Georgia’s 2019 abortion law that restricts the procedure once a doctor can detect fetal cardiac activity will be back in effect during the legal process, the state Supreme Court ordered Wednesday.
The ruling was unanimous with the exception of Justices Nels S.D. Peterson, who was disqualified, and Andrew Pinson, who did not participate.
Attorneys representing Gov. Brian Kemp had asked the Georgia Supreme Court to reverse a Superior Court ruling last week that blocked enforcement of the law, which typically bars the procedure in most cases about six weeks into a pregnancy and before many know they are pregnant.
Fulton Superior Court Judge Robert McBurney last week ordered the state to no longer enforce the 2019 law. The law had been in effect in Georgia since July.
Providers spent the past week performing abortions up to about 22 weeks of pregnancy, the state’s restriction before the governor signed the 2019 law. Feminist Women’s Health Center Director Kwajelyn Jackson, whose group was among those who filed the lawsuit challenging the law, said she was disappointed in the Supreme Court’s order.
“But we are grateful to our staff and providers who worked really hard over the past week to care for as many patients as we could,” she said. “We know that our patients deserve more and are hopeful that when we go back to court we will be vindicated.”
Jackson said there were no abortions scheduled at the clinic for Wednesday, but patients where fetal cardiac activity could already be detected were scheduled to come in for the procedure Saturday.
“We will have to call patients who were scheduled for Saturday and disappoint them again,” Jackson said.
The state has not yet filed an appeal seeking to permanently overturn the Fulton Court ruling. Kara Richardson, spokeswoman for Attorney General Chris Carr, said they were pleased with the order, but she declined to comment further, citing the pending appeal.
Attorneys for the state had told the Supreme Court that it is in the public interest not only to overturn McBurney’s ruling, but to block it while the court considers the case.
“The harm to the state is significant and irreparable,” attorneys wrote in the appeal filed with the court. “Unborn children are at risk every day that the injunction continues.”
It’s unclear when the Supreme Court will make a decision concerning the Fulton County ruling.

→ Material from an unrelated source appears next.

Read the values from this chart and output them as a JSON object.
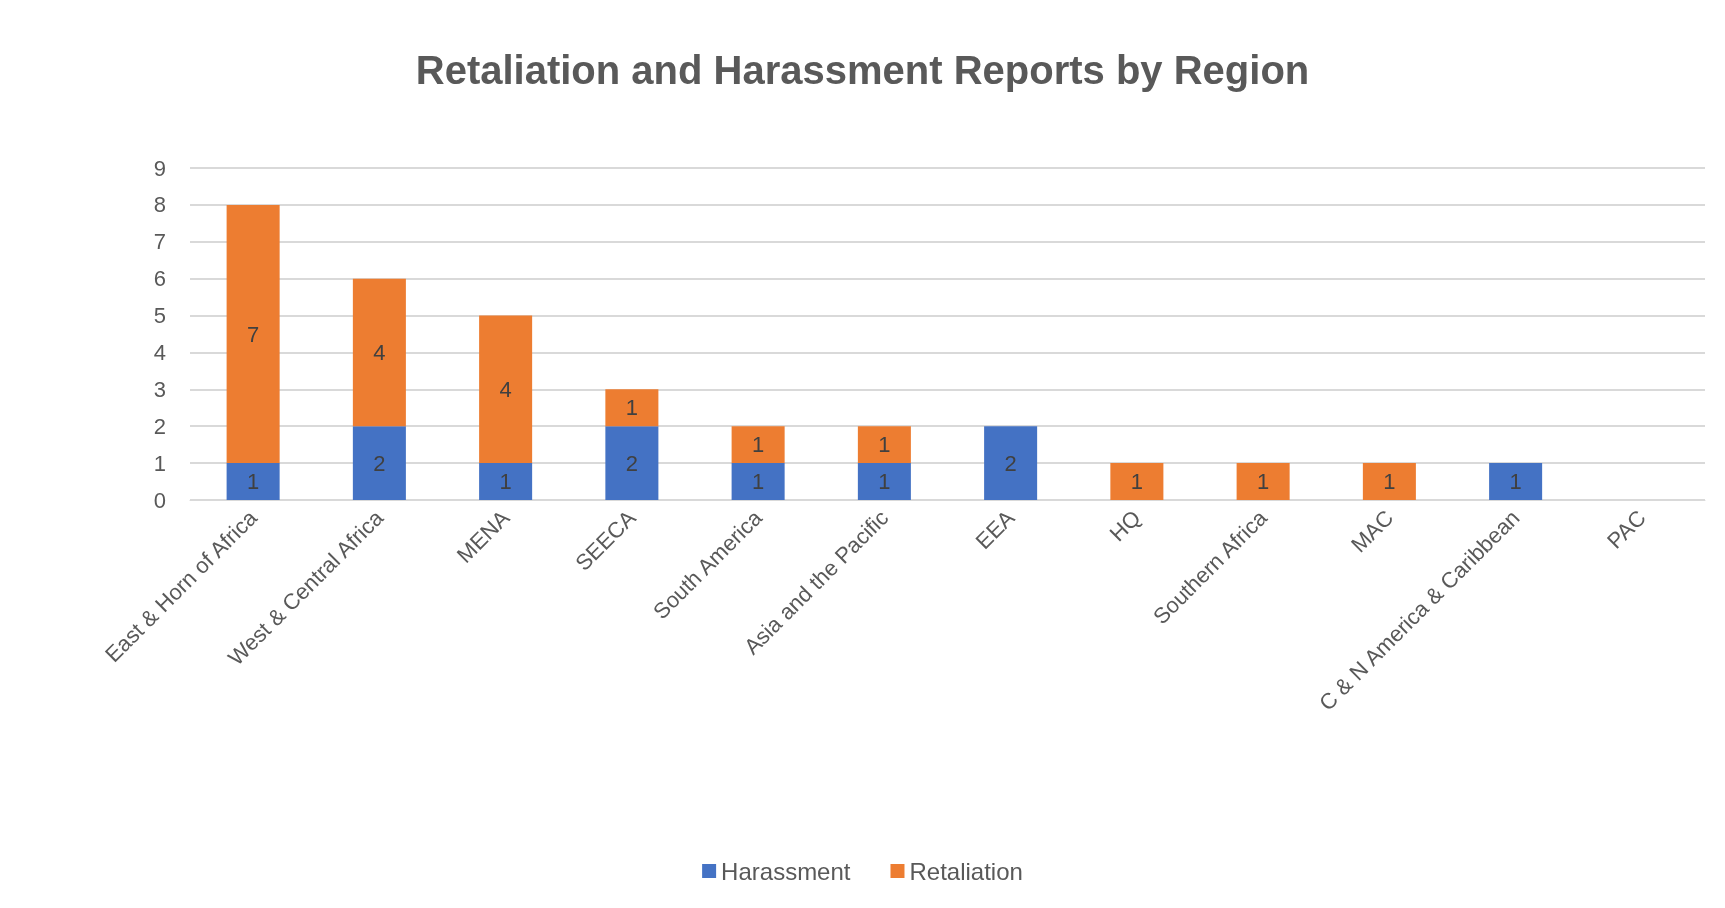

Attorneys representing abortion rights activists and providers, last month argued that when the law passed in 2019, Roe v. Wade — the 1973 U.S. Supreme Court ruling that guaranteed a right to an abortion until a fetus was viable outside the mother’s body — was the law of the land and state law does not allow the Legislature to enact statutes that violate the law.
A ruling by the 11th U.S. Circuit Court of Appeals in July allowed Georgia’s 2019 abortion law to be enforced. The U.S. Supreme Court’s June decision to overturn Roe v. Wade in Dobbs v. Jackson Women’s Health Organization paved the way for Georgia’s law to take effect.

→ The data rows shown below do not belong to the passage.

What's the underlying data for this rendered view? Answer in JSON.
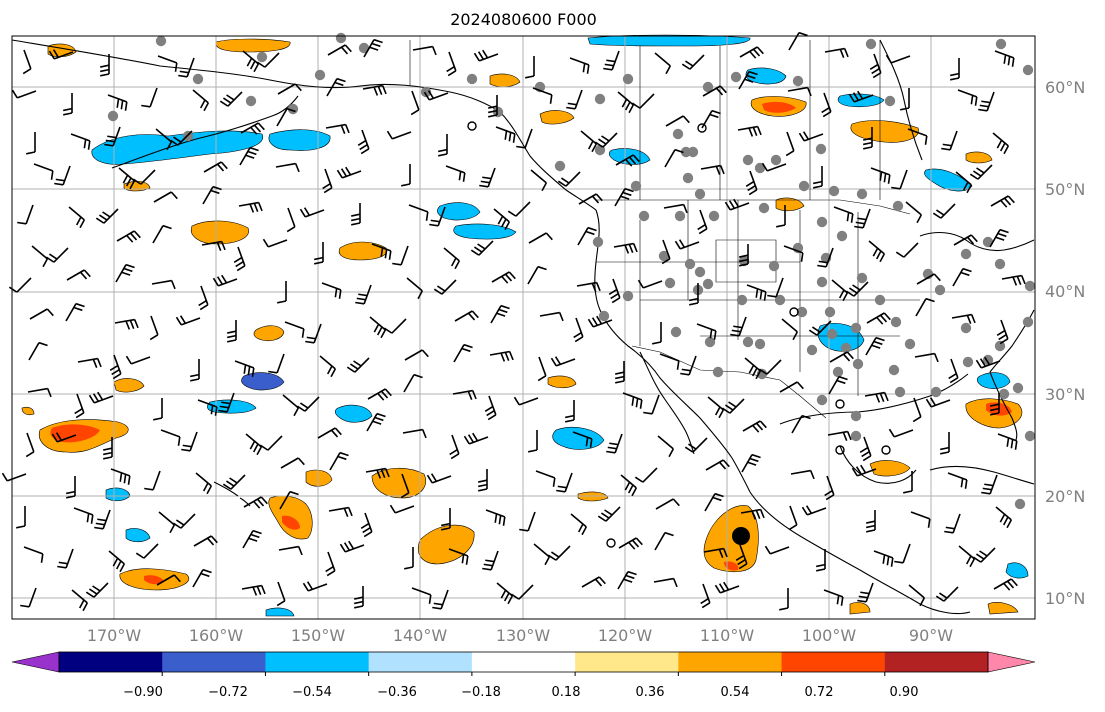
{
  "title": "2024080600 F000",
  "latitude_labels": [
    "60°N",
    "50°N",
    "40°N",
    "30°N",
    "20°N",
    "10°N"
  ],
  "longitude_labels": [
    "170°W",
    "160°W",
    "150°W",
    "140°W",
    "130°W",
    "120°W",
    "110°W",
    "100°W",
    "90°W"
  ],
  "colorbar": {
    "tick_labels": [
      "−0.90",
      "−0.72",
      "−0.54",
      "−0.36",
      "−0.18",
      "0.18",
      "0.36",
      "0.54",
      "0.72",
      "0.90"
    ],
    "colors": [
      "#9932cc",
      "#000080",
      "#3a5fcd",
      "#00bfff",
      "#b0e2ff",
      "#ffffff",
      "#ffe88a",
      "#ffa500",
      "#ff4500",
      "#b22222",
      "#ff88aa"
    ]
  },
  "colors": {
    "positive_light": "#ffe88a",
    "positive": "#ffa500",
    "positive_strong": "#ff4500",
    "negative_light": "#b0e2ff",
    "negative": "#00bfff",
    "negative_strong": "#3a5fcd",
    "station_marker": "#808080",
    "gridline": "#b0b0b0"
  }
}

McBurney said that just because the Dobbs decision overturned the nearly 50-year-old Roe decision, it did not retroactively make the 2019 passage of Georgia’s abortion law legal.
In their appeal, attorneys for the state said it doesn’t matter whether the law was not constitutional when it passed the General Assembly in 2019, it is now in line with the law as established by the Dobbs decision.